Context: Dihydromyricetin (DMY) has oxidation resistance, anti-inflammatory and free radical scavenging capabilities. The preventive effects of DMY for vascular hyporeactivity remain unclear. Objective: This study investigates the preventive effects of DMY in vascular hyporeactivity. Materials and methods: The experimental sepsis was induced by transvenous administration of lipopolysaccharide (LPS) to Sprague–Dawley (SD) rats.
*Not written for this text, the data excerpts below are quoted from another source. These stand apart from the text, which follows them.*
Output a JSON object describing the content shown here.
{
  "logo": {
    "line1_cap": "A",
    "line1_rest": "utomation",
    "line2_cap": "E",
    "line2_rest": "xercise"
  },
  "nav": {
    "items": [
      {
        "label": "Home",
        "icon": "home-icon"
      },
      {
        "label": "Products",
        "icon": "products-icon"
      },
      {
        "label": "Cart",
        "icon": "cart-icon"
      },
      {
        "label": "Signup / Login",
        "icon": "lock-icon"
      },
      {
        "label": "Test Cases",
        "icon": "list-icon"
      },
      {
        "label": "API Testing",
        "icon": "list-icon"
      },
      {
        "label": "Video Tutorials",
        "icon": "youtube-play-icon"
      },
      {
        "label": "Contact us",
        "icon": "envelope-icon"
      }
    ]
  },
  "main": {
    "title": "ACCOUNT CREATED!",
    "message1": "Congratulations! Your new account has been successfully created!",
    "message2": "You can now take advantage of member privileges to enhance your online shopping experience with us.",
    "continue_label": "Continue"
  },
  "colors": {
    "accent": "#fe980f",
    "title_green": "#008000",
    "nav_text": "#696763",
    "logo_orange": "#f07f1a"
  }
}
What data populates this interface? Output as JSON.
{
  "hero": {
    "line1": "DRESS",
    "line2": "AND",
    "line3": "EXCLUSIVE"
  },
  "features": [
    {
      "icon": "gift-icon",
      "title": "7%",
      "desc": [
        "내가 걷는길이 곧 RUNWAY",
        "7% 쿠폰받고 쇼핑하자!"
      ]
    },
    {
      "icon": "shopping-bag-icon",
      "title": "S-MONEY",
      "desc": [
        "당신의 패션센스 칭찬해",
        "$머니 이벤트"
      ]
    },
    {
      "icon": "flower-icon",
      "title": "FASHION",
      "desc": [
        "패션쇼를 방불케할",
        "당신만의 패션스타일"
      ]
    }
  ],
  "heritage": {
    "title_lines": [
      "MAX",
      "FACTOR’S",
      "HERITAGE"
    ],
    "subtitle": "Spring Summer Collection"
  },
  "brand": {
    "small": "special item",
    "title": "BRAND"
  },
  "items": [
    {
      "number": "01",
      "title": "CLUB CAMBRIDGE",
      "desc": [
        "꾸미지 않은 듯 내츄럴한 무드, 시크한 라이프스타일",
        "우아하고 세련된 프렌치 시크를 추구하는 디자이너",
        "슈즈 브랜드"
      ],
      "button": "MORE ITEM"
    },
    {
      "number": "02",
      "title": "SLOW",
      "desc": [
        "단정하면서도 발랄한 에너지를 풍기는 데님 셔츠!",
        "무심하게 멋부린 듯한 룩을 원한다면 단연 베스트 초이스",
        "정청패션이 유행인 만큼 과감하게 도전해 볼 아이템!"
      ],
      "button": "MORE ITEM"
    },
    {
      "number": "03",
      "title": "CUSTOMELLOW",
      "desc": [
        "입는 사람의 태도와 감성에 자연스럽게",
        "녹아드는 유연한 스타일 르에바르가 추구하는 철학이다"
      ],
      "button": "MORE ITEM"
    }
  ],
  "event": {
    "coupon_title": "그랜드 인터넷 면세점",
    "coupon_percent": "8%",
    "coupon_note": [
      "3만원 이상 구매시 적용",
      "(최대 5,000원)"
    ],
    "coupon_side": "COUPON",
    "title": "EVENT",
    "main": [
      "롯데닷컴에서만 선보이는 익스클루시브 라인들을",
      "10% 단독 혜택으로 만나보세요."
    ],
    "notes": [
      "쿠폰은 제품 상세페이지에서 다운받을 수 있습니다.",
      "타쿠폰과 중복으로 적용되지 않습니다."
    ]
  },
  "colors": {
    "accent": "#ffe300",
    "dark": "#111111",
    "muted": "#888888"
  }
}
DMY-treated rats received daily administration of DMY, 5 μg/kg dissolved in DMSO through the tail vein for 7 days. The invasive mean arterial pressure (MAP) of the caudal ventral artery was measured. Dose-response curves for norepinephrine (NE, doses from 10(−9) to 10(−6 )M) were obtained in isolated thoracic aorta in a cumulative manner. The function of MaxiK and K(ATP) channels were investigated using whole-cell patch clamp recording. The Elisa was adopted to measure the serum concentration of NO, MDA, 3-NT, IL-1β and TNF-α. Results: The increased MAP in septic rats induced by vasopressor agents was smaller than that in control rats. However, the % of increased MAP induced by vasopressor agents was raised by DMY injection (NE: 20.4 ± 8.495 vs. 15.16 ± 5.195%; AVP: 14.05 ± 2.459 vs. 9.583 ± 2.982%, p < 0.05). The vascular hyporesponsiveness to NE (10(−6 )M) in vitro. was increased by 51% in LPS + DMY group compared with that in LPS + Con group (2.74 ± 0.81 vs. 1.82 ± 0.92 g, p < 0.05). Charybdotoxin (a potent MaxiK channel blocker) and glibenclamide (a K(ATP) channel blocker) pretreatment, instead of 4-aminopyridine (4-AP) and BaCl(2), could diminish the DMY-induced improvement of vasoconstrictor hyporeactivity (ChTX: 73.2 ± 11.8 vs. 71.8 ± 13.5%; Glib: 63.1 ± 12.5 vs. 58.1 ± 13.7%, p > 0.05). DMY blunted the highly sensitized MaxiK and K(ATP) channels of arterial smooth muscle cells isolated from the thoracic aorta of LPS rats. DMY decreased the serum level of NO, MDA, IL-1β and TNF-α, which had increased in LPS rats. Discussion and conclusions: Our results indicate that DMY administration ameliorated the impaired contractility of the rat aorta in experimental sepsis. Such an effect is mediated by normalization of the over-excited MaxiK and K(ATP), channels possibly via oxidative stress inhibition.